Um nach dem Kohle-Aus neue Jobs in der Lausitz und in Mitteldeutschland zu schaffen, sind mehrere Großprojekte geplant: Unter anderem sollen zwei Großforschungszentren gegründet werden - jeweils eines in den Revieren. Viel wird auch in die Infrastruktur investiert - etwa in eine Schnellbahnstrecke zwischen Berlin-Cottbus-Weißwasser-Görlitz oder die Fertigstellung der Bundesstraße 178 und der Autobahn 72. Auch die Ansiedlung von Bundesbehörden steht auf dem Plan und wurde teils bereits begonnen - etwa im ostsächsischen Weißwasser.

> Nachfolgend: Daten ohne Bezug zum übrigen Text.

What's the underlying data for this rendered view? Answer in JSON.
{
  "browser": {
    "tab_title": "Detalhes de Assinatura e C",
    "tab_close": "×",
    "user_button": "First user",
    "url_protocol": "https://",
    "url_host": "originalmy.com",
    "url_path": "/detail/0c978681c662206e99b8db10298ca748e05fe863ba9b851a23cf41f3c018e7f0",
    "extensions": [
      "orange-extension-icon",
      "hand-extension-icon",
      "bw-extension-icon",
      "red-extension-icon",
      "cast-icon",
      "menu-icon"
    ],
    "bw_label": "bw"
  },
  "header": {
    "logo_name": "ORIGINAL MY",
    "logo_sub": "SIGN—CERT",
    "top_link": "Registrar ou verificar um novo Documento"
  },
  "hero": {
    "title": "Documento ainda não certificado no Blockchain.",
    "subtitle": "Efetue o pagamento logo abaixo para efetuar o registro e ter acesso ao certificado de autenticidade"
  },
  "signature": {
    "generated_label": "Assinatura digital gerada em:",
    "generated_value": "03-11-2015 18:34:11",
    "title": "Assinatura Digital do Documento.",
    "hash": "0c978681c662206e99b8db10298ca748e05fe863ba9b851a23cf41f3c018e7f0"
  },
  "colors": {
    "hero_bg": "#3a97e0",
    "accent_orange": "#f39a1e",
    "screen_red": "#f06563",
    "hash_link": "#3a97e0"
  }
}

Schmidt sieht für die Bewältigung des Strukturwandels auch das Thema Recycling und Kreislaufwirtschaft als zentralen Punkt - etwa das in Boxberg geplante Forschungszentrum für die umweltfreundliche Produktion von Kohlefasern (InnoCarbEnergy). Statt auf Kohle soll es künftig um innovative Leichtbau-Technologien für die Autoindustrie, den Schiffsbau oder die Luft- und Raumfahrt gehen. Das gebe es in Europa bisher nicht. "Das sind Projekte, die mir ganz besonders am Herzen liegen und wo ich glaube, dass daraus schnell Arbeitsplätze, Wertschöpfung und Wohlstand in der Region entstehen."

Für den Kohleausstieg erhalten die Länder Brandenburg, Nordrhein-Westfalen, Sachsen und Sachsen-Anhalt bis zu 40 Milliarden Euro. Auf Sachsen entfallen 25,2 Prozent, also knapp 10,1 Milliarden Euro. Für Projekte im sächsischen Teil der Lausitz sind knapp 6,9 Milliarden Euro vorgesehen, für Vorhaben im Sachsen-Teil des mitteldeutschen Reviers 3,2 Milliarden Euro.

Selbst diese enorme Summe reiche nicht aus, um alle Ideen und Projekte umzusetzen, betonte Schmidt. Er reagierte damit auf deutliche Kritik aus Kohle-Regionen nach dem Aus für so manche Projekte. Regionen wie Weißwasser, Schleife und Trebendorf befürchten, abgehängt zu werden. So werden etwa Projekte wie der Ausbau der gut 200 Kilometer langen Schnellstraße zwischen Leipzig und der Lausitz (Milau), der B2-Tunnel am Agrapark Markleeberg sowie der geplante Ausbau der A4 nicht über die Kohle-Hilfen finanziert. Auch die Elektrifizierung der Bahnstrecke Dresden-Görlitz liegt vorerst auf Eis. Eine Lösung dafür soll über den Bundesverkehrswegeplan gefunden werden.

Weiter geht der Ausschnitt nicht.